The next morning, we took the kids out for an early morning walk around the farm, to explore and do some photography. The mornings are very chilly during winter in the Wheatbelt, so the kids were bundled up (our daughter borrowed a jumper of Mrs Rae’s, because she couldn’t find her own jacket).
For children who are so curious and adventurous as ours, the farm was bliss. There were old sheep sheds and machinery sheds to explore, there was seasonal farm machinery to look at and learn about, there was a little creek running past to splash in, the fields were lush with green wheat and yellow canola flowers. There was even an abandoned and decrepit house not far from the farmhouse to enliven their imaginations and to use as a setting for photography. The farm was incredibly photogenic, and its many different settings were used as the backdrop for hundreds of photographs. The walk wasn’t too long, as it was early and cold, and everyone was hungry. We returned to the house for breakfast, with promises of exploring again afterwards.
After being treated to a delicious breakfast, we went out to explore again. This time, we took the kids to see the chickens. Our children love chickens. They love to feed them, they love to catch them when they escape, and they love to collect the eggs. We spent some time around the chicken coop, talking and letting the kids play around the chickens. We got some fun photographs of the kids chasing and catching the chickens, and running around the coop. Then we decided to explore some of the sheds that were nearby.
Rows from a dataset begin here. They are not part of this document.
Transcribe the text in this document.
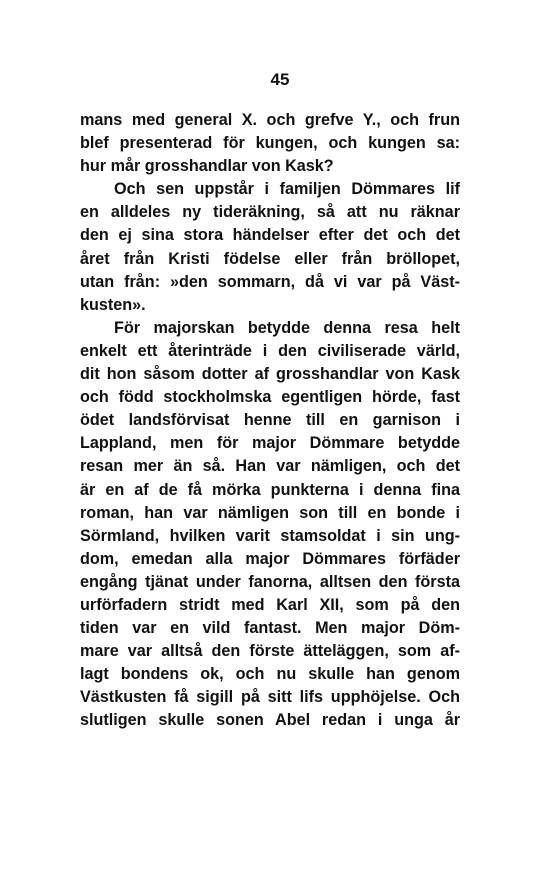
45
mans med general X. och grefve Y., och frun
blef presenterad för kungen, och kungen sa:
hur mår grosshandlar von Kask?
Och sen uppstår i familjen Dömmares lif
en alldeles ny tideräkning, så att nu räknar
den ej sina stora händelser efter det och det
året från Kristi födelse eller från bröllopet,
utan från: »den sommarn, då vi var på Väst-
kusten».
För majorskan betydde denna resa helt
enkelt ett återinträde i den civiliserade värld,
dit hon såsom dotter af grosshandlar von Kask
och född stockholmska egentligen hörde, fast
ödet landsförvisat henne till en garnison i
Lappland, men för major Dömmare betydde
resan mer än så. Han var nämligen, och det
är en af de få mörka punkterna i denna fina
roman, han var nämligen son till en bonde i
Sörmland, hvilken varit stamsoldat i sin ung-
dom, emedan alla major Dömmares förfäder
engång tjänat under fanorna, alltsen den första
urförfadern stridt med Karl XII, som på den
tiden var en vild fantast. Men major Döm-
mare var alltså den förste ätteläggen, som af-
lagt bondens ok, och nu skulle han genom
Västkusten få sigill på sitt lifs upphöjelse. Och
slutligen skulle sonen Abel redan i unga år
One of the sheds was an old sheep shed, and although there haven’t been sheep on the farm for quite a while, the paraphernalia from those days is still there, including branding irons and even a whole bag full of wool in one of the pens. We walked through the sheds, with Mrs Rae explaining what some of the mysterious machines and equipment were and how they worked and when they were used.
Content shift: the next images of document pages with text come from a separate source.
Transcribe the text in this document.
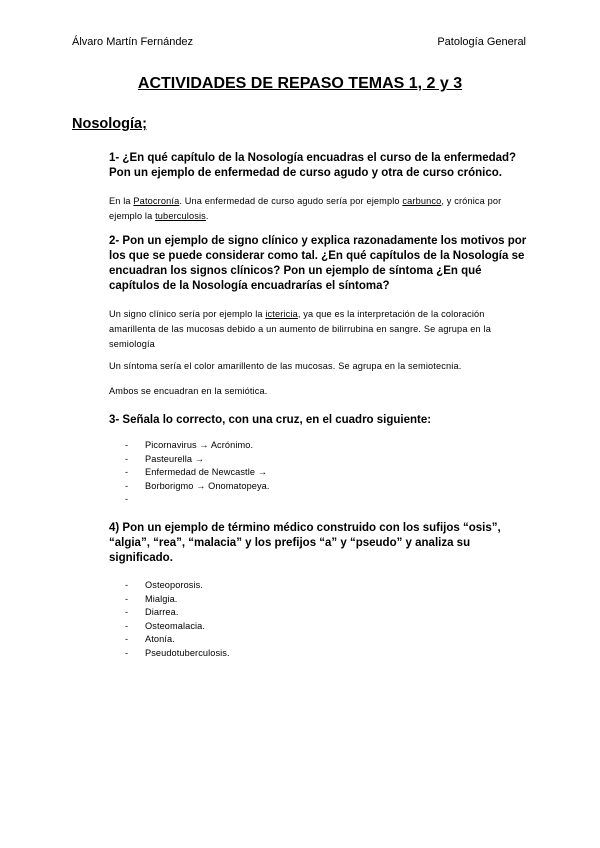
Álvaro Martín Fernández	Patología General
ACTIVIDADES DE REPASO TEMAS 1, 2 y 3
Nosología;
1- ¿En qué capítulo de la Nosología encuadras el curso de la enfermedad? Pon un ejemplo de enfermedad de curso agudo y otra de curso crónico.
En la Patocronía. Una enfermedad de curso agudo sería por ejemplo carbunco, y crónica por ejemplo la tuberculosis.
2- Pon un ejemplo de signo clínico y explica razonadamente los motivos por los que se puede considerar como tal. ¿En qué capítulos de la Nosología se encuadran los signos clínicos? Pon un ejemplo de síntoma ¿En qué capítulos de la Nosología encuadrarías el síntoma?
Un signo clínico sería por ejemplo la ictericia, ya que es la interpretación de la coloración amarillenta de las mucosas debido a un aumento de bilirrubina en sangre. Se agrupa en la semiología
Un síntoma sería el color amarillento de las mucosas. Se agrupa en la semiotecnia.
Ambos se encuadran en la semiótica.
3- Señala lo correcto, con una cruz, en el cuadro siguiente:
- Picornavirus → Acrónimo.
- Pasteurella →
- Enfermedad de Newcastle →
- Borborigmo → Onomatopeya.
-
4) Pon un ejemplo de término médico construido con los sufijos “osis”, “algia”, “rea”, “malacia” y los prefijos “a” y “pseudo” y analiza su significado.
- Osteoporosis.
- Mialgia.
- Diarrea.
- Osteomalacia.
- Atonía.
- Pseudotuberculosis.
We watched Chocco taking his first frolics through the cold water in the creek and we walked around the wheat fields, relaxing and taking our time, as you do in a place where time seems to stand still and peace reins supreme. The wheat crop was green and luxuriant, wet with overnight rain and morning dew, and the kids had the time of their lives running through the crop, hiding from Chocco and letting him chase them through the wheat, playing hide-and-seek. We stopped many times to take photographs.
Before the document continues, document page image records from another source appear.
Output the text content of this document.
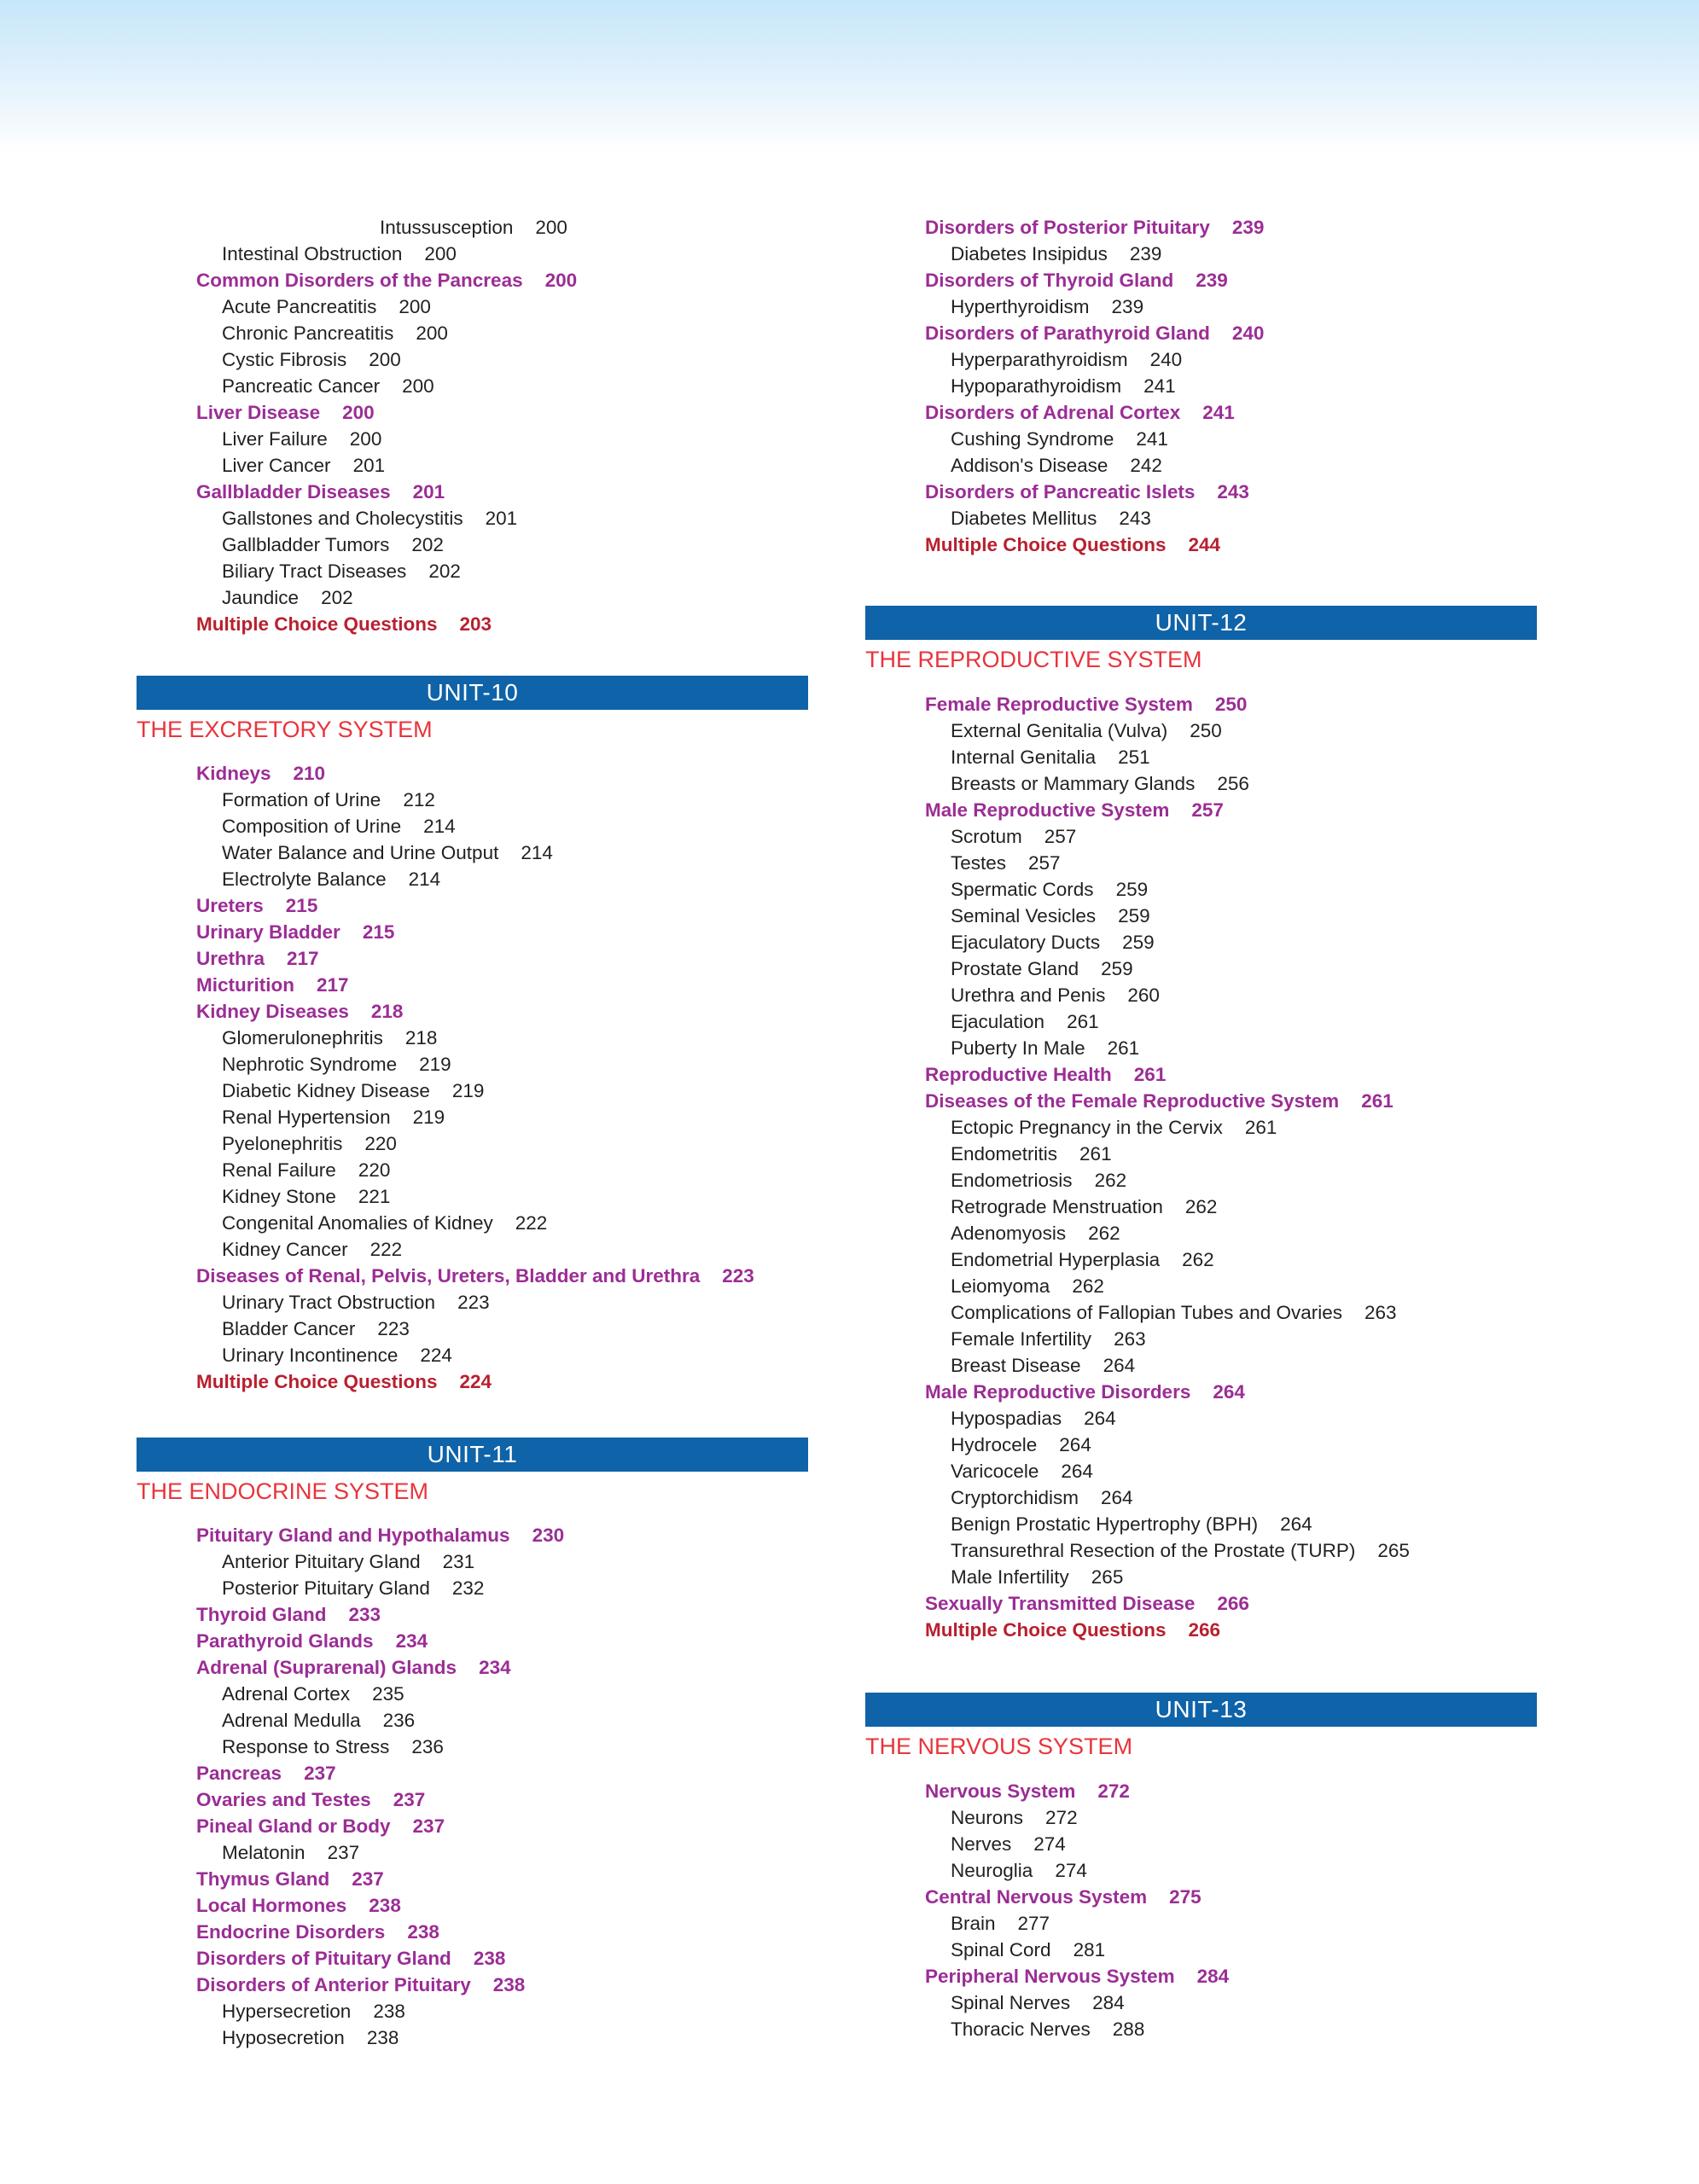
Intussusception 200
Intestinal Obstruction 200
Common Disorders of the Pancreas 200
Acute Pancreatitis 200
Chronic Pancreatitis 200
Cystic Fibrosis 200
Pancreatic Cancer 200
Liver Disease 200
Liver Failure 200
Liver Cancer 201
Gallbladder Diseases 201
Gallstones and Cholecystitis 201
Gallbladder Tumors 202
Biliary Tract Diseases 202
Jaundice 202
Multiple Choice Questions 203
UNIT-10
THE EXCRETORY SYSTEM
Kidneys 210
Formation of Urine 212
Composition of Urine 214
Water Balance and Urine Output 214
Electrolyte Balance 214
Ureters 215
Urinary Bladder 215
Urethra 217
Micturition 217
Kidney Diseases 218
Glomerulonephritis 218
Nephrotic Syndrome 219
Diabetic Kidney Disease 219
Renal Hypertension 219
Pyelonephritis 220
Renal Failure 220
Kidney Stone 221
Congenital Anomalies of Kidney 222
Kidney Cancer 222
Diseases of Renal, Pelvis, Ureters, Bladder and Urethra 223
Urinary Tract Obstruction 223
Bladder Cancer 223
Urinary Incontinence 224
Multiple Choice Questions 224
UNIT-11
THE ENDOCRINE SYSTEM
Pituitary Gland and Hypothalamus 230
Anterior Pituitary Gland 231
Posterior Pituitary Gland 232
Thyroid Gland 233
Parathyroid Glands 234
Adrenal (Suprarenal) Glands 234
Adrenal Cortex 235
Adrenal Medulla 236
Response to Stress 236
Pancreas 237
Ovaries and Testes 237
Pineal Gland or Body 237
Melatonin 237
Thymus Gland 237
Local Hormones 238
Endocrine Disorders 238
Disorders of Pituitary Gland 238
Disorders of Anterior Pituitary 238
Hypersecretion 238
Hyposecretion 238
Disorders of Posterior Pituitary 239
Diabetes Insipidus 239
Disorders of Thyroid Gland 239
Hyperthyroidism 239
Disorders of Parathyroid Gland 240
Hyperparathyroidism 240
Hypoparathyroidism 241
Disorders of Adrenal Cortex 241
Cushing Syndrome 241
Addison's Disease 242
Disorders of Pancreatic Islets 243
Diabetes Mellitus 243
Multiple Choice Questions 244
UNIT-12
THE REPRODUCTIVE SYSTEM
Female Reproductive System 250
External Genitalia (Vulva) 250
Internal Genitalia 251
Breasts or Mammary Glands 256
Male Reproductive System 257
Scrotum 257
Testes 257
Spermatic Cords 259
Seminal Vesicles 259
Ejaculatory Ducts 259
Prostate Gland 259
Urethra and Penis 260
Ejaculation 261
Puberty In Male 261
Reproductive Health 261
Diseases of the Female Reproductive System 261
Ectopic Pregnancy in the Cervix 261
Endometritis 261
Endometriosis 262
Retrograde Menstruation 262
Adenomyosis 262
Endometrial Hyperplasia 262
Leiomyoma 262
Complications of Fallopian Tubes and Ovaries 263
Female Infertility 263
Breast Disease 264
Male Reproductive Disorders 264
Hypospadias 264
Hydrocele 264
Varicocele 264
Cryptorchidism 264
Benign Prostatic Hypertrophy (BPH) 264
Transurethral Resection of the Prostate (TURP) 265
Male Infertility 265
Sexually Transmitted Disease 266
Multiple Choice Questions 266
UNIT-13
THE NERVOUS SYSTEM
Nervous System 272
Neurons 272
Nerves 274
Neuroglia 274
Central Nervous System 275
Brain 277
Spinal Cord 281
Peripheral Nervous System 284
Spinal Nerves 284
Thoracic Nerves 288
Another visit to the abandoned house was exciting as we realized from the ornate ceilings and other little clues that the house would have been quite a handsome one in its day. Rummages through cupboards turned up yellow bottles of “Milk of Magnesia”, old medicine bottles and other little hints of life in the old house. There was even an old copper in the outdoor laundry.
After getting the kids clean, warm and dry, we spent some time relaxing in the warmth on the back patio. Chocco slept contentedly while Mrs Rae showed us her flower and vegetable garden and shared her knowledge of garden lore with us, even sharing a small piece of her garden with us by giving us some cuttings to bring home and plant in our own garden.
But all good things must come to an end, and so did our farm visit. With hugs and kisses and reluctant farewells, we packed up the car and went on our way, back along those winding, pretty country roads. We were only there for a short time, but it was such a magical, blissful, peaceful experience for all of us that we will have to return again!